An Australian premiere in Fremantle for the 2019 Fremantle Biennale, Studio Roosegaarde presented a large-scale light installation, Waterlicht, illustrating the universal power and poetry of water. Cascading waves of blue light soared in the middle of Esplanade Park, simulating a virtual flood and calling attention to rising water levels along Fremantle’s shoreline. The work embraced the unique physical features of the site while acknowledging its past. A soundscape accompanied the work, including local stories about Fremantle’s waterfront with contributions from traditional custodians, prominent civic figures, historians, artists and community members. These stories live on as an enduring legacy of the work’s appearance in Fremantle, and serve as a stirring call-to-action for a city-wide conversation around clean water initiatives and climate change.
Presented for UNDERCURRENT 2019.
About the
artist
Studio Roosegaarde
Dutch artist and innovator Daan Roosegaarde (b 1979) is a creative thinker and maker of social designs which explore the relation between people, technology and space, and is best known for creating landscapes of the future. He founded Studio Roosegaarde in 2007, where he works with his team of designers and engineers towards a better future. Roosegaarde is a Young Global Leader at the World Economic Forum and was featured by Forbes and Good 100 as a creative change maker. Internationally acclaimed works include ‘Smog Free Project’ (the largest outdoor air purifier which turns smog into jewellery), ‘Smart Highway’ (roads that charge throughout the day and glow at night) and the recent, ‘Space Waste Lab’ (visualising and upcycling waste).
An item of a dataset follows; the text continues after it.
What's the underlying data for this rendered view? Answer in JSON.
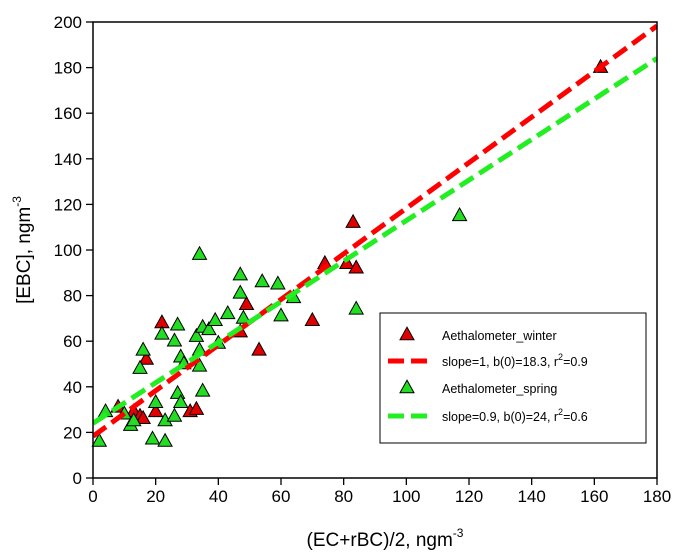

Roosegaarde’s mantra ‘Schoonheid’ is a Dutch word which has two meanings: ‘beauty’ and ‘clean’, as in clean air, energy and water. For Roosegaarde this should be a fundamental condition in daily life. Studio Roosegaarde has vast experience in public space commissions for the cities of Rotterdam, Beijing, Paris, Eindhoven and Stockholm. Roosegaarde has exhibited at the Rijksmuseum Amsterdam, Stedelijk Museum Amsterdam, Design Museum in London, Tate Modern, the Mori Art Museum in Tokyo, the Musee des Arts Decoratifs in Paris, Google Zeitgeist, and the Victoria & Albert Museum.